Além da infestação de insetos, os hóspedes enfrentam infiltrações constantes e acúmulo de água nos banheiros, com manchas de mofo visíveis próximas às camas. Outro ponto crítico é a escassez de equipamentos essenciais. Um morador desempregado, que preferiu não se identificar por medo de perder a vaga, relatou que há apenas uma máquina de lavar roupas para as 97 pessoas que ocupam o local.

"A gente que vai atrás de trabalho não consegue manter a roupa higienizada. Precisa estar com aparência legal, mas não tem espaço para lavar na máquina", explicou ele, enfatizando como a falta de infraestrutura básica dificulta a busca por emprego e a reconstrução de vida. Atualmente, o Hotel Conde opera com capacidade máxima de 97 indivíduos, oferecendo café da manhã e jantar, mas, segundo os relatos, essas condições estão longe de ser adequadas.
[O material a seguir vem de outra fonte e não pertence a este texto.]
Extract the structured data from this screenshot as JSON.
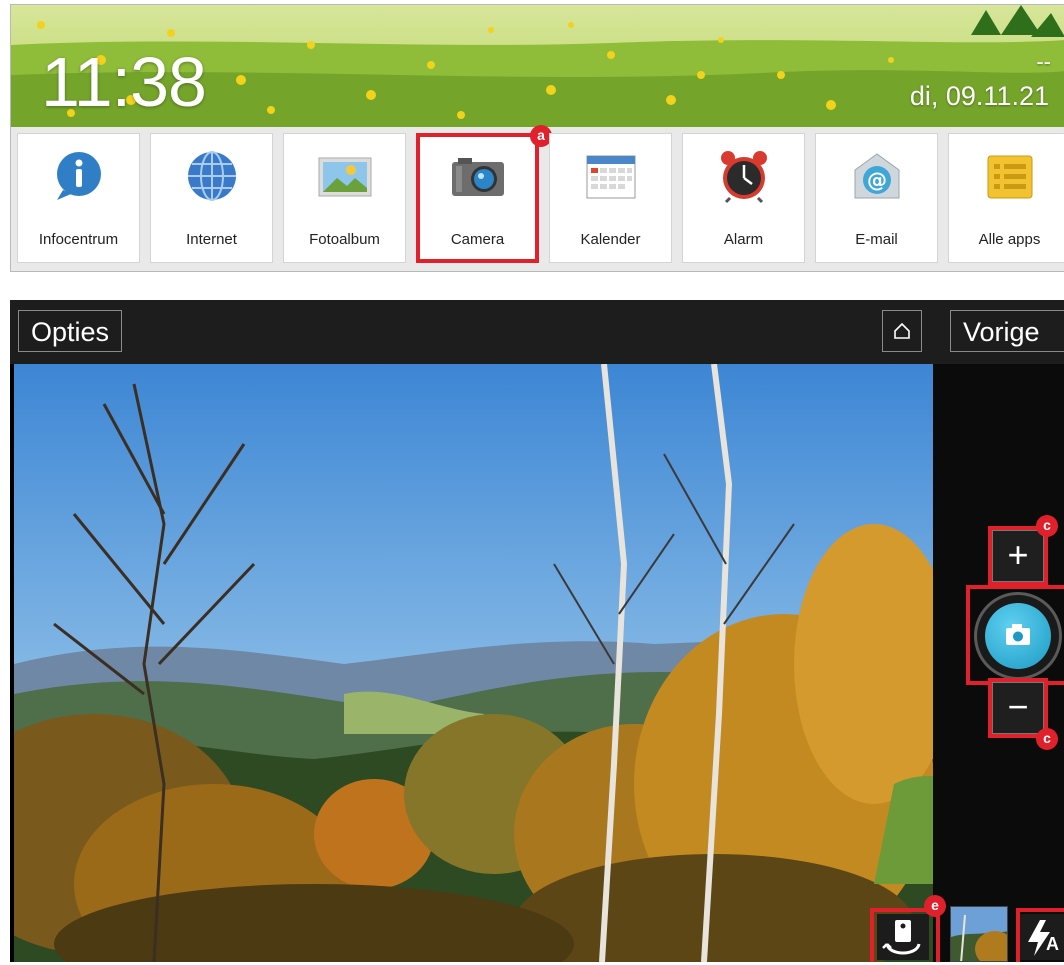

Prefeitura responde com promessa de nova fiscalização

Em resposta às denúncias, a Secretaria Municipal de Assistência e Desenvolvimento Social emitiu uma nota afirmando que realiza fiscalizações periódicas nos hotéis sociais. De acordo com a gestão municipal, uma vistoria foi realizada no estabelecimento no dia 2 de fevereiro, e na ocasião não houve registro de reclamações sobre infraestrutura ou higiene. Uma nova inspeção está prevista para a próxima quinta-feira, dia 26, na tentativa de verificar e solucionar os problemas apontados.

Essa situação levanta questões importantes sobre a efetividade das parcerias públicas e a garantia de direitos básicos para populações vulneráveis. Enquanto isso, os moradores seguem convivendo com as condições insalubres, esperando por melhorias que possam oferecer um ambiente mais digno e seguro.